Contrary to long-standing conventional wisdom, many recruiters are actually more receptive to receiving unsolicited resumes than used to be the case, and they do generate some good responses. Most will at least give your message a quick look and decide whether it holds potential immediate interest for them or at least may be something they’ll want to keep in their files for possible future reference. Of course, there are still many who will ignore any resume received in this manner, preferring to source their candidates through networking or their own research.

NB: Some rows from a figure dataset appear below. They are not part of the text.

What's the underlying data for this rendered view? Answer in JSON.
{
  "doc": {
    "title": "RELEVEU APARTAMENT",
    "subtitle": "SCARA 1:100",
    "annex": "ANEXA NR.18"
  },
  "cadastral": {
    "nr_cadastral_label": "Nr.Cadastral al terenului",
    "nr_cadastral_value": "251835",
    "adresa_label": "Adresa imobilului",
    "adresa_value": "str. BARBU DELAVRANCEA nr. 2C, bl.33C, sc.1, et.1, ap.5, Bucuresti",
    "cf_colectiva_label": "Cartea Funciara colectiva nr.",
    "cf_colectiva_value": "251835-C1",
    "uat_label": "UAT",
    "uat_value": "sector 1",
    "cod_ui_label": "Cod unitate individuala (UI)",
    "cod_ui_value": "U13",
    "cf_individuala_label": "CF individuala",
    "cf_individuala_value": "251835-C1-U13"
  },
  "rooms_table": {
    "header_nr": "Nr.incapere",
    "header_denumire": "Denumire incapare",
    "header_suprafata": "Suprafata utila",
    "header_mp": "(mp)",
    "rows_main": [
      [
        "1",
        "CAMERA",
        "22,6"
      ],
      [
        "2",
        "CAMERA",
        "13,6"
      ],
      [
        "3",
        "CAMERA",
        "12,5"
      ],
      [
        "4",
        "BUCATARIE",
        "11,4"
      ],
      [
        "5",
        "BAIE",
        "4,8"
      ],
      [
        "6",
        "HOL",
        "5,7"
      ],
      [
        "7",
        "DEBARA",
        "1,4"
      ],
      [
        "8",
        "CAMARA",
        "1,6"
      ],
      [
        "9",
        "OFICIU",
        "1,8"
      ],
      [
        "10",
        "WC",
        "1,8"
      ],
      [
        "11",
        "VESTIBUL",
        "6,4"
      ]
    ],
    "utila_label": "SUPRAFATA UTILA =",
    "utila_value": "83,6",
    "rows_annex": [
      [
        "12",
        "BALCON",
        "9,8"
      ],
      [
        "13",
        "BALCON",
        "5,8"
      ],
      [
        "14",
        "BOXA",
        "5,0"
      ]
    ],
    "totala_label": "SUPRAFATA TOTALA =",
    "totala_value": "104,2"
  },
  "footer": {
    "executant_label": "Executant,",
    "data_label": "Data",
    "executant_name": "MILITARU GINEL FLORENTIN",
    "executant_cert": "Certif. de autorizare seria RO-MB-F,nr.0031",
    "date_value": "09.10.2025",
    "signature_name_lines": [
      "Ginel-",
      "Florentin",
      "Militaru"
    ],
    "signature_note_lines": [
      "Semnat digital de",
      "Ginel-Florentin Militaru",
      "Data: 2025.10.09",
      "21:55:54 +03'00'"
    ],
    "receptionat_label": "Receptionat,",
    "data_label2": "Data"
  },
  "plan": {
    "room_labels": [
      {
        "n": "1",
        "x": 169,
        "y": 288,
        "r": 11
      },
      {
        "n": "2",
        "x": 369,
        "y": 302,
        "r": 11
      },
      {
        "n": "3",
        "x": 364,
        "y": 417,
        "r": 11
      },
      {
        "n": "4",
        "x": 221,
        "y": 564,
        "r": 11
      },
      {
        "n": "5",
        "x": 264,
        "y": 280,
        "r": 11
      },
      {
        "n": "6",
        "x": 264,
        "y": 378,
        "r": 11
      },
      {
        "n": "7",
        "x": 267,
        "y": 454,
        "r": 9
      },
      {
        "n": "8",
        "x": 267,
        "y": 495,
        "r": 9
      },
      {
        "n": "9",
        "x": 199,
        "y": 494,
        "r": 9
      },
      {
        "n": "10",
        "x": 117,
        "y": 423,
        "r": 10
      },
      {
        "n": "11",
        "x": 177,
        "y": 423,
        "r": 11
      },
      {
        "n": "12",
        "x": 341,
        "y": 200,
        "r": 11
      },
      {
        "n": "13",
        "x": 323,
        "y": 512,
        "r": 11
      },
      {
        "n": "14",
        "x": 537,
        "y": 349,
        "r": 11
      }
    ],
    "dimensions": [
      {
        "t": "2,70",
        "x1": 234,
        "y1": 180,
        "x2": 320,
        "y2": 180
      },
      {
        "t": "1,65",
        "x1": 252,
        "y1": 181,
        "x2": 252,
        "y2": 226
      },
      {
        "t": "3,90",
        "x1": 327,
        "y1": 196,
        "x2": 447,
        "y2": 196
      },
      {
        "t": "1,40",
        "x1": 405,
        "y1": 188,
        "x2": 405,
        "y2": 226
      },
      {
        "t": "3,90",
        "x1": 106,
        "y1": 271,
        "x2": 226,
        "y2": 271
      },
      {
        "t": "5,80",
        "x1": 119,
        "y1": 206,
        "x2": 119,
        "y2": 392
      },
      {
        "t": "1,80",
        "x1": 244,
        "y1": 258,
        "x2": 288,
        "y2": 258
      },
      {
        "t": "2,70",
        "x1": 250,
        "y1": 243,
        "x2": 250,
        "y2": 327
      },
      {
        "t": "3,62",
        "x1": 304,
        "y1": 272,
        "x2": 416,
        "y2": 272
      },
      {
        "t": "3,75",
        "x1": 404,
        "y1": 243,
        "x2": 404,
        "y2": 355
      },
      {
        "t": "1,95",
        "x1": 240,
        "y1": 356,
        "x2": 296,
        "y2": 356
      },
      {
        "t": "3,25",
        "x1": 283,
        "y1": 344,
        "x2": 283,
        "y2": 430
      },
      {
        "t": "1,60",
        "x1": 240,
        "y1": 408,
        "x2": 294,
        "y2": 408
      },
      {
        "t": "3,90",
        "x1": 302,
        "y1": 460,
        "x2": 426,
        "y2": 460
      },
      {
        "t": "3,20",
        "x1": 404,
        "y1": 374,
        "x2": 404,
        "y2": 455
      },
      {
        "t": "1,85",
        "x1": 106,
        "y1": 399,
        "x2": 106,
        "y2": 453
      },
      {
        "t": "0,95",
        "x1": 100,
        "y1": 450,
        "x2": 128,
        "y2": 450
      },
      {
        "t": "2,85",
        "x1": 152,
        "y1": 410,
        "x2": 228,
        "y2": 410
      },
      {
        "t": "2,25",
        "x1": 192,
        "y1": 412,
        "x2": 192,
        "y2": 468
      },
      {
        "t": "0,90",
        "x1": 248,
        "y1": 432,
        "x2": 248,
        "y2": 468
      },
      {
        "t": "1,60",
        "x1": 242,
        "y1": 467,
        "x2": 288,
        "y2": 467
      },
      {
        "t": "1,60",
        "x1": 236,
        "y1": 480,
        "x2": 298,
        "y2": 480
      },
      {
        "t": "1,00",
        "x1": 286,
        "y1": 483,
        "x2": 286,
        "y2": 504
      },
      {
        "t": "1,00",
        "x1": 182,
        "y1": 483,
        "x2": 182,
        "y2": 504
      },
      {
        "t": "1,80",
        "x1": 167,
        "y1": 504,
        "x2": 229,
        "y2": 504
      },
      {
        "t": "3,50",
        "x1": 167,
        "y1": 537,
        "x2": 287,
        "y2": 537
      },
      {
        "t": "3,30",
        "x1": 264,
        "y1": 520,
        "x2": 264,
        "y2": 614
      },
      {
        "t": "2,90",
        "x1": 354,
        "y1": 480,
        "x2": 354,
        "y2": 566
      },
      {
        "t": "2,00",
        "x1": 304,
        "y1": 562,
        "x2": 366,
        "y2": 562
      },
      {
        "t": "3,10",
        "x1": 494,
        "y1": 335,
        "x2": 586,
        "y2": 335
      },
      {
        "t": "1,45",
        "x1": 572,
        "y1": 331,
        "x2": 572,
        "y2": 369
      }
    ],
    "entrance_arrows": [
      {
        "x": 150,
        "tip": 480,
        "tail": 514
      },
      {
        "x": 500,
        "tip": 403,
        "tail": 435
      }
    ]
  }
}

ExecuNet’s 15th Annual Job Market Intelligence Report offers the following statistics showing the shift in recruiter attitudes in the past 15 years:
Selectively Respond: 45%/75%
Answer All: 24%/8%
Do Not Respond: 21%/3%
Other (such as postcard) 10%/15%
You can see that a large proportion do selectively respond, which tells me that (1) You want to make sure your e-mail message and resume are attention-getters, (2) Since most do at least briefly review the resume, lack of an immediate response does not mean all is lost–yours may be in the reserve-for-future-consideration pile, (3) It is to your advantage to actively network with recruiters when you DON’T need them for your own job search, so your name will be familiar and your resume welcome when you send it.